Abhängig von der Lage kann ein Gebäude beispielsweise nicht nur zur Materialdatenbank, sondern auch zur Energiequelle oder zur grünen Lunge eines Quartiers werden, wenn etwa die Biodiversität im Fokus steht. Nicht jedes Gebäude wird alles bieten können. Umso wichtiger ist es, auf der Quartiersebene die Effektivität der Gebäude von morgen divers zu betrachten und deren Potentiale gezielt und selektiv auszuschöpfen. Dabei sollte der maximale Bestandserhalt oberste Priorität haben. Denn es ist sinnvoll, die einmal verbrauchte Graue Energie möglichst lange zu nutzen. Daher tragen Umbau und Sanierung ebenfalls zu einer besseren Ökobilanz von Gebäuden bei und leisten anders als ein Neubau einen wichtigen Beitrag zur Dekarbonisierung.
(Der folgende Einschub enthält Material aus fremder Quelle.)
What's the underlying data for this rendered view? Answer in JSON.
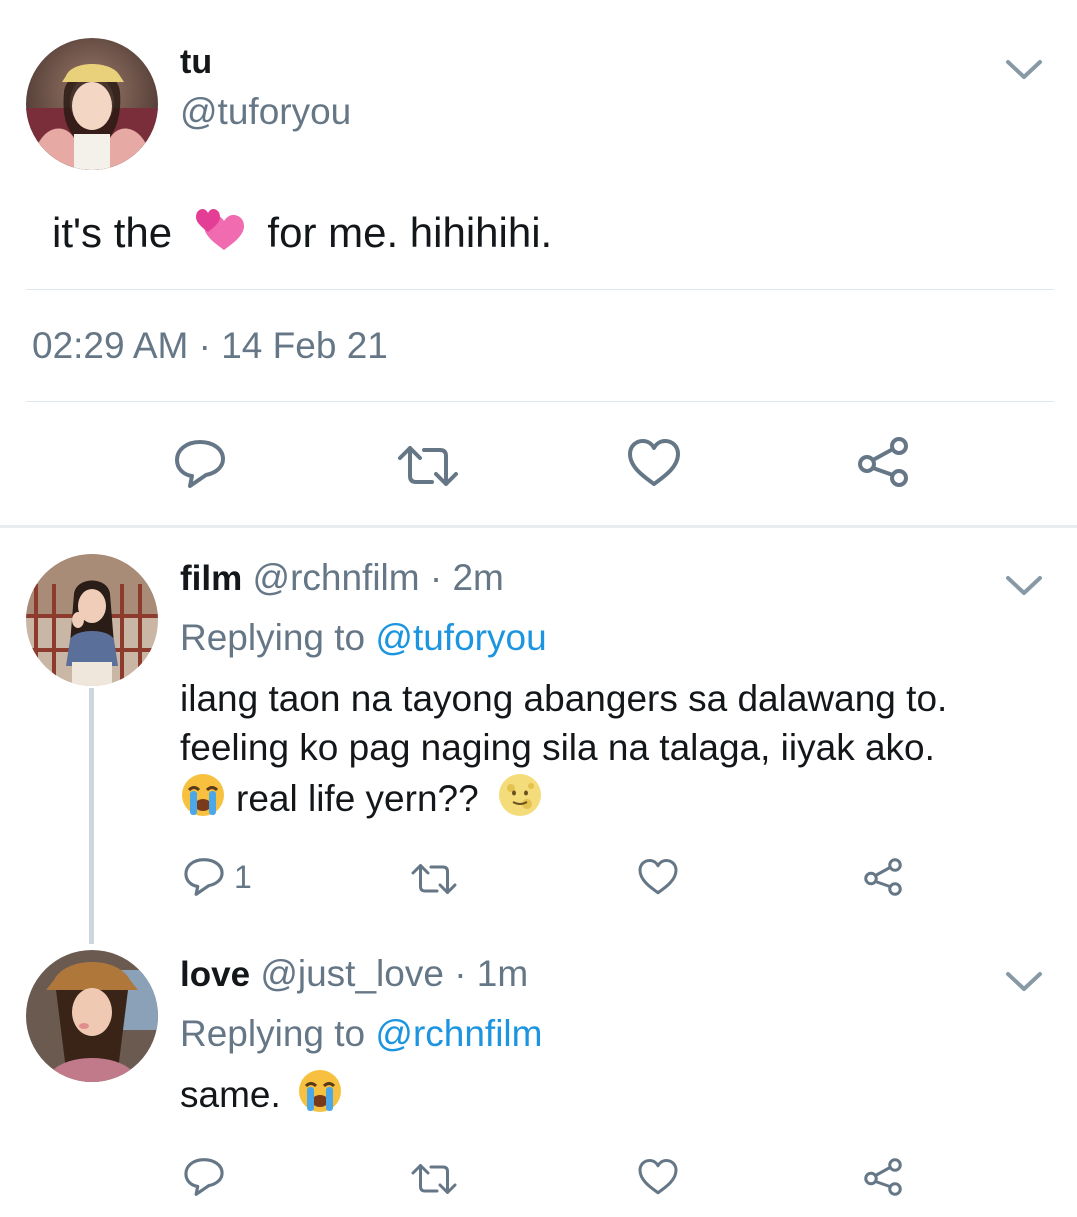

Nachhaltigkeit ist in der Immobilienbranche angekommen
Nachhaltiges und zirkuläres Bauen ist schon lange kein ökologischer Idealismus mehr. Verschiedene Regularien wie die EU-Taxonomie ebnen durch die Umweltziele den Übergang zur Kreislaufwirtschaft, zur Biodiversität und zur Anpassung an den Klimawandel. Auch hierzulande ist zu beobachten, dass sich die gesetzlichen Rahmenbedingungen weiter verschärfen. Ein Beispiel ist das zum Jahresanfang verabschiedete Lieferkettensorgfaltspflichtgesetz, kurz Lieferkettengesetz. Es wird in der Baubranche für einen Paradigmenwechsel sorgen, denn nun müssen alle am Bau Beteiligten mehr Verantwortung für die eingesetzten Baustoffe übernehmen – dass allerdings dürfte sich erst langsam auszuwirken.
Waren Aspekte wie Primarenergiebedarf und Kreislaufwirtschaft bisher eher Randthemen in der Baubranche, werden sie mit dem angekündigten digitalen Gebäuderessourcenpass nun jedoch immer wichtiger. Nachhaltigkeit ist mit all seinen Aspekten in der Branche angekommen. Es liegt nun an den Marktteilnehmern, die benötigten PS auf die Straße zu bringen, ins Handeln zu kommen und vor allem skalierbare Lösungen auf den Markt zu bringen. In der Praxis sieht das allerdings noch etwas anders aus. Das magische Dreieck der Immobilienwirtschaft – Kosten, Termine, Qualitäten – muss jetzt um die Dimension der Nachhaltigkeit ergänzt werden. Vom Dreieck zum Viereck, sozusagen.